Other novel and relevant information derive from tests performed without visual control. Our results show that, in EC NPTs, HC were able to keep balance thanks to compensatory strategies connected with proprioceptive feedback; conversely, a worse balance performance was registered in MS subjects, with a significant increase of Romberg indices, due to a less efficient proprioceptive feedback. On the contrary, the combination of two balance-challenging conditions, like perturbed posturography and closure of the eyes, leads to a worsening of balance indices in both patients and controls, suggesting a greater dependence of these parameters on visual feedback, with a ceiling effect of the capabilities of postural adjustments even in healthy subjects. For this reason, while the more sensitive PTs are needed to detect balance impairment when no other balance challenge is required, the deprivation of visual feedback might reduce PTs specificity because of an excessive complexity of the motor task. Indeed, the differences between groups in Romberg Indices recorded during NPT, were lost in PT. In particular, we found a higher RSP for MS than healthy subjects in NPT, indicating that MS patients showed a compromised balance control after the withdrawal of visual stimuli; analogous reports were recently provided [50]. This result, however, was not mirrored by an analogous RCEA difference between the two groups. Thus, simple perturbations based on movements of the base support in only one direction could be more useful than complex perturbations in the highlighting differences between HC and MS when balance control strategies in absence of visual feedback are studied.

In order to gain deeper insight into this finding, we performed further analysis to assess the influence of proprioceptive disturbances on Romberg Indices in MS patients. We therefore stratified MS subjects in two subgroups according to the presence of clinically evident sensitive impairments. We found that the sensitive impaired MS group showed significant higher values of RCEA relatively to both healthy subjects and to sensitively preserved MS patients. Conversely, RSP was less influenced by the presence of a clinically evident sensitive impairment. We can therefore postulate that CEA is more closely associated with proprioceptive afference contribution to balance maintenance, with RCEA representing a reliable index of patients’ sensitive impairments.

Hence, from an overall analysis of the obtained results we can conclude that the use of the novel perturbed test based on a 3-DOF mechatronic device represents a new and sensible tool for investigating early balance disturbances and monitoring disability course among subjects with MS.
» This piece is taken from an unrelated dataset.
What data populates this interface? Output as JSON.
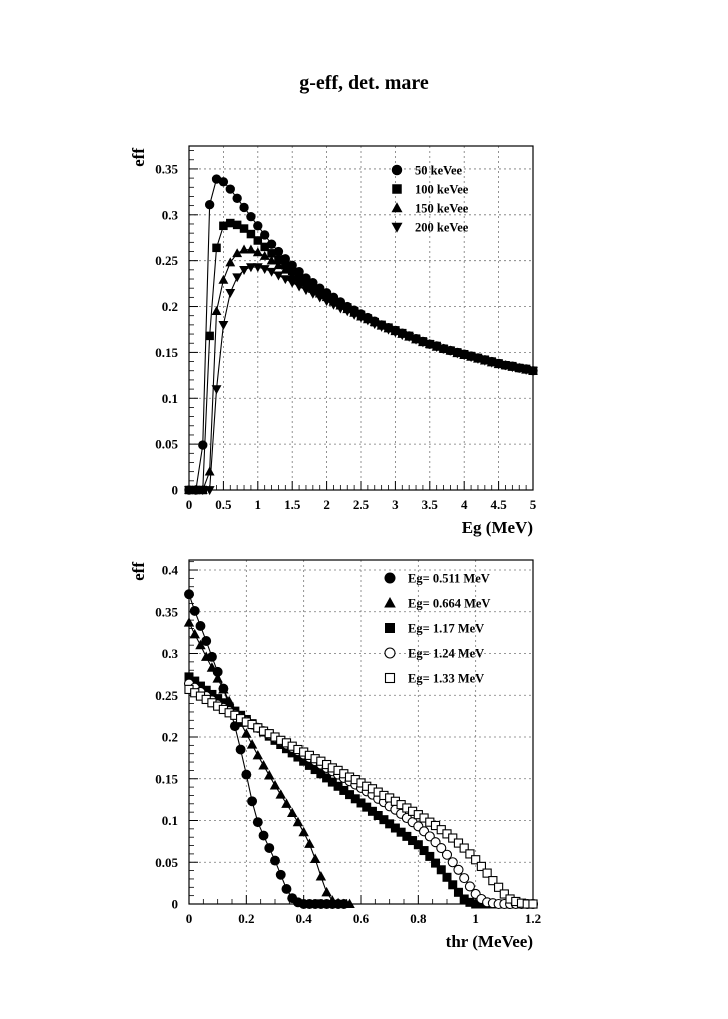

Limitations of the present study mainly concern the small sample size, which could reduce the statistical power of our findings and the chance to stratify patients according to clinical conditions in further detail. Moreover, even if no statistically significant difference was found between HC and MS group with respect to age and genre, controls were younger than patients; this could have partially influenced motor performance, as younger age is generally associated to better balance. Further studies on larger and balanced samples are needed to widely clarify the role of dynamic stabilometric platform in characterizing balance performance in minimally impaired MS subjects.

Conclusion

Our findings confirm that postural indices evaluated in perturbed conditions show higher sensitivity respect to common static tests in discriminating and quantifying postural performance in MS patients. The higher values of displacement in the anteroposterior direction of the patients in dynamic condition highlighted a poor control of stability in the sagittal plane in MS disease. Instead, static tests are more reliable to detect the effects of sensory disturbances on balance performance.